Мы сели. Поджигатель серьезно поздоровался со студентами, и принялся за суп. Овидий болтал нам всякий вздор; я заметил, что он необычайно оживлен, галстук его сбился на бок, у него вид гимназиста, выдержавшего экзамен. Зрачки его глаз разошлись застывшим девическим испугом, темный блеск их напитался ночными потемками. Да, я согласен с ним, что арбуз действительно замечательный на вид.
- Где вы пропадали? - спросил его Поджигатель, хмурясь. Он оглядел юношу как будто искоса, но меня не проведешь: этот взгляд скользнул по лицу Овидия сухостью тревожных материнских губ. - Рубашка ваша вываляна, точно вы сидели в угольной яме!
- В самом деле? - Овидий весело рассказал нам о виноградной ночи. Он познакомился с китайцем, и они караулили вместе у Магеллатовой Короны, за озером. - Вот они, - обратился он к студентам, - знают этот участок: там лучшие шампанские сорта... Знать его - это очень важно для моей книги.
Его необходимо знать, - повторил он несколько раз, и студенты сочувственно кивали головой. Китаец подарил ему замечательный арбуз и рассказал много интересного.
Овидий сообщил нам, что его поражает серьезность, с какой здесь относятся к вину, и необычайная преданность всех рабочих виноградникам и виноделию. "Наша Абрава" - произносят здесь, и это звучит непередаваемой гордостью. Совхоз видывал виды. Удельное имение, коронованное орлами, оказалось революционным гнездом, и лучшие его люди, ценившиеся на вес золота, не пошли по стопам титулованных хозяев. Тут отгремели, прошли грозные дни, немало ночей простояло, застыв у пулеметов, и легенды Абрау, перестав быть легендами на карточках ресторанов, вдруг опахнули горы хаосом новых бурь...
- Да, - рассказывал нам Овидий, - китаец Жан-Суа знает многое. Напрасно вы прячетесь под одеялом и просыпаете жизнь. Я провел прекрасную ночь, и мы бродили по императорской короне, отпугивая медведей. Они приходят с гор и тревожат товарища
Ван-си, караульщика, имеющего, звание кандидата окружного комитета партии... Да, да, не смейтесь! Медведи шляются кругом, когда вы спите и видите дурацкие сны.
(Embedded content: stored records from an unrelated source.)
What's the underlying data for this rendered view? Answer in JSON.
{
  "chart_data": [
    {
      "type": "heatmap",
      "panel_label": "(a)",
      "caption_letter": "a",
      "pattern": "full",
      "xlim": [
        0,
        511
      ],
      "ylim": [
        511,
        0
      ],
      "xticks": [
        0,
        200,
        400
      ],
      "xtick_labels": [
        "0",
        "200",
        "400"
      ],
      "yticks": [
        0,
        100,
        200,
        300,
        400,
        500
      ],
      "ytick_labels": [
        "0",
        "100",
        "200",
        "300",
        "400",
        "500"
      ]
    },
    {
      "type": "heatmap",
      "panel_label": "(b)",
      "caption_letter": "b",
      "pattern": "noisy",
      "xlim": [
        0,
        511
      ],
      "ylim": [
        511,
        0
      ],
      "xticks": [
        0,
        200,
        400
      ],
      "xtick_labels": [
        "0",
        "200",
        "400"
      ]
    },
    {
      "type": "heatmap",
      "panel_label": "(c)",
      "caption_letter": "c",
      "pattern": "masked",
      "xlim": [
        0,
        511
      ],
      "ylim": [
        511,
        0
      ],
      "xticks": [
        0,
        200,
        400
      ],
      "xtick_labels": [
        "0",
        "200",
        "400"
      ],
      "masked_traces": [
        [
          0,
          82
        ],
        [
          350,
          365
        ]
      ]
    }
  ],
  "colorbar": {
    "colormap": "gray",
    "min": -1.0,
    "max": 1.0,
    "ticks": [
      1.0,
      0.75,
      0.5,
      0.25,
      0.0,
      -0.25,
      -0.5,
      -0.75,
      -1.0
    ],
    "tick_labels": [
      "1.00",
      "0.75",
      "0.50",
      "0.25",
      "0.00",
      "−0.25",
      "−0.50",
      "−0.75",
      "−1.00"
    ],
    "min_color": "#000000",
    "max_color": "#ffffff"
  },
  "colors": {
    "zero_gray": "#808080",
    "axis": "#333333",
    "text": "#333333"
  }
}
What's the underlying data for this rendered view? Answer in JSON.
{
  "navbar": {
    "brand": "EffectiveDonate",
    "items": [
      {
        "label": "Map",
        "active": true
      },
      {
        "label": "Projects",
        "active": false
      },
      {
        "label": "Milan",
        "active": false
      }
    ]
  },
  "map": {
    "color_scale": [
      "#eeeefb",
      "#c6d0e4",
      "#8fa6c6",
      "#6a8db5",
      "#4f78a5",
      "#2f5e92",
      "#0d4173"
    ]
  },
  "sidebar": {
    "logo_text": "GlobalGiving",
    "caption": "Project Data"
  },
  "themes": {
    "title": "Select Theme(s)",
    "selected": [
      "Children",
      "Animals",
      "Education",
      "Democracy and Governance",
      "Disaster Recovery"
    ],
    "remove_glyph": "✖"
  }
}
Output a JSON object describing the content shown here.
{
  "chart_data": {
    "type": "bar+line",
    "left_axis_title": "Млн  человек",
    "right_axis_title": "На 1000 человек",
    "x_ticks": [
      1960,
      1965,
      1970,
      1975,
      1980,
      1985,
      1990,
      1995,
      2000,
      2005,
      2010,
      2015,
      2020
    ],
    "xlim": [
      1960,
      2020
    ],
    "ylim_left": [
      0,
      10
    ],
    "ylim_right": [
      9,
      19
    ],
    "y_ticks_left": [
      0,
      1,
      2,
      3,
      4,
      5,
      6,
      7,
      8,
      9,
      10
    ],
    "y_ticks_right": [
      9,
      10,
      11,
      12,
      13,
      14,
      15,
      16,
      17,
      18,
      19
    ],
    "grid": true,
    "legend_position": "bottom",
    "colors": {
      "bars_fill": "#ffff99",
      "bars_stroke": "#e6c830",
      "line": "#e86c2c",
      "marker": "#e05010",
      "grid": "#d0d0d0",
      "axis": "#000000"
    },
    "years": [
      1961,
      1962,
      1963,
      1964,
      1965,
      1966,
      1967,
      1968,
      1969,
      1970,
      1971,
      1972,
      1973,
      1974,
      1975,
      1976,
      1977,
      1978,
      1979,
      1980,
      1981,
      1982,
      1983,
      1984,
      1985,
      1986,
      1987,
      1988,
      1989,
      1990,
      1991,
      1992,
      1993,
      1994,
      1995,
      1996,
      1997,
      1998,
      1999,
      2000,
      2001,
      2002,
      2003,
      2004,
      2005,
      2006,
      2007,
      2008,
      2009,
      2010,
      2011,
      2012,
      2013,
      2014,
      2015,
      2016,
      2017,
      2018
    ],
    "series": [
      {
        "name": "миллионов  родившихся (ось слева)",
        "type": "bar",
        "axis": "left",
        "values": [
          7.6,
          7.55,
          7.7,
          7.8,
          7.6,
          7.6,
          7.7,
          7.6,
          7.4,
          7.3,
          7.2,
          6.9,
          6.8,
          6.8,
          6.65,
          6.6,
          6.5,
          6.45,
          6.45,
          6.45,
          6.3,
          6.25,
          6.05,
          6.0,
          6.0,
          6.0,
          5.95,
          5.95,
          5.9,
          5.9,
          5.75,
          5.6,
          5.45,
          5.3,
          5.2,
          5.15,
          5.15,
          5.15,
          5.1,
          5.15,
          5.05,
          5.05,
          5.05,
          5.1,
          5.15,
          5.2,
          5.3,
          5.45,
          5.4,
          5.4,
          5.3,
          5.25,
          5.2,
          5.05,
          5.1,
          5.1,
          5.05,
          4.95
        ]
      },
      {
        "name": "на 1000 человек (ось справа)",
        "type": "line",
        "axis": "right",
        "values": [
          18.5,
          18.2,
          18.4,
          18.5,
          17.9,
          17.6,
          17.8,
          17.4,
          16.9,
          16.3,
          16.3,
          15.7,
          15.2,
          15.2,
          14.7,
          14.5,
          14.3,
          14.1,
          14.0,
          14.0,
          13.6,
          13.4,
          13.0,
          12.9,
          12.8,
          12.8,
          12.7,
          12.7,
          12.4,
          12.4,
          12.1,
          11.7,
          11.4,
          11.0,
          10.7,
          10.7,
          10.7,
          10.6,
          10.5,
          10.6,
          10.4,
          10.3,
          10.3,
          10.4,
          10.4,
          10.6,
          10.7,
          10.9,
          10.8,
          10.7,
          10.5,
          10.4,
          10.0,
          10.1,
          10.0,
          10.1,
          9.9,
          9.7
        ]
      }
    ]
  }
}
Он ловко перевел разговор и замял вопрос о перепачканной сорочке, как истинный лирический поэт. Мы ели арбуз вместе со студентами и хвалили китайца. У сына великой желтой расы опытный глаз: я давно не пробовал такой розовой влажности и не ощущал такой блаженной усталости после ужина. Голые упругие корки мы сложили рядом, друг с другом. Арбузный сок стягивает щеки, делает их шершавыми. Я пошел мыться к озеру, напевая про себя. Гудок давно прогудел, озеро чокалось с небом.
Когда же мы получим следующий арбуз от китайца Ван-си?
7
Вода, ветер, солнце... Палящий жар уже устает, рабочие лучи спускаются с гор на море, и красный сияющий садовник мира приникает лицом к зеленой, играющей студеными всплесками прохладе. Семь часов вечера. Разве случайно то, что все украшающее лик земли идет суровыми шагами и бренчит садовыми ножницами?
Обрезанный весенний сад беден, нищ, вопиет нежностью и жалостью, апрель смотрит сквозь бедность редких стволов пустотой разгрома. Но садовник доволен, садовник не знает гуманности, он усмехается боязливой руке, опускающей ножницы. Это дерево долго росло, - думает он: - слишком много цветов, розовой нежной шелухи, аромата. Много птиц совьет здесь гнезда, оно загремит песнями... "Дайте пилу, - говорит он, - его нужно убрать. Я не люблю разрозненных мелких яблок с их жалким кислым вкусом старины... Кроме того, оно затемняет других".
И дерево падает, вздыхая старым помещичьим парком. Не правда ли, что в пустом обрезанном саду имеется кое-какой мировой смысл? А в стальных ножницах, обагренных светлой душистой кровью, говорит жестокий закон совершенствования.
Не стоит ли помогать этой работе, вопреки соловьям, любящим шорох запустений и гниющую сырость запрятанных дупел?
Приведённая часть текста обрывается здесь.